I'm very new to Python and I have also searched a lot to find a question similar to mine. I would like to do something similar as explained in this question Computing averages of records from multiple files with python
However, instead of taking the mean of each value (as in this example all values are numeric) I would like to take the mean for a single column, but keep all the same values for the other columns"
For example:
fileA.txt:
0.003 0.0003 3 Active
0.003 0.0004 1 Active
fileB.txt:
0.003 0.0003 1 Active
0.003 0.0004 5 Active
and I would like to generate the following output file
output.txt
0.003 0.0003 2 Active
0.003 0.0004 3 Active
Although columns 1 and 2 are numeric too, they will be the same value for a same position across 100 files. So I'm only interested in the mean value for each element across 100 files for column 3.
Also, although the code in the question Computing averages of records from multiple files with python works for reading my files. It is not useful if you have lots of files. How can I optimize that?

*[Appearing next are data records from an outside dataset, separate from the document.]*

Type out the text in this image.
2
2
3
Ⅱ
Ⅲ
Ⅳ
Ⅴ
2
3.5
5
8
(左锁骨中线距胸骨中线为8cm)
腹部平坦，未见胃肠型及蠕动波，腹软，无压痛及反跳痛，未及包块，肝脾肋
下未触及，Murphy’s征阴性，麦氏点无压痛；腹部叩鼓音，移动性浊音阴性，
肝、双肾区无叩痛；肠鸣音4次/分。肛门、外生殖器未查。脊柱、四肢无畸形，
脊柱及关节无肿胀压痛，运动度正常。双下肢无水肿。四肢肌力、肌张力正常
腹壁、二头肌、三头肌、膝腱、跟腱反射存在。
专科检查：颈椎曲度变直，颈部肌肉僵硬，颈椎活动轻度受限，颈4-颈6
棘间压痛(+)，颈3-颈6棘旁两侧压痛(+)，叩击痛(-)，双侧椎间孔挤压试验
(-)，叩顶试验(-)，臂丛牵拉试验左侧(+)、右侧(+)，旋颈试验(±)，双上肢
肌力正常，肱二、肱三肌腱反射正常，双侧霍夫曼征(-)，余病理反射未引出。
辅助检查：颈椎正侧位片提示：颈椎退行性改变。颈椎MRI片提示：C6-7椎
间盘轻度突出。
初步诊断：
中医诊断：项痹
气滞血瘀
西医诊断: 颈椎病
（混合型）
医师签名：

I manage to read my files using the following code:
import numpy as np
result = []
for i in my_files:
a = np.array(np.loadtxt(i, dtype = str, delimiter = '\t', skiprows = 1))
result.append(a)
result = np.array(result)
I have used a similar code suggested in this question initialize a numpy array
Each of my files will the about 1500 rows per 4 columns. I tried to use np.mean but it does not work probably because some of my data are string type.
Thanks in advance for your help!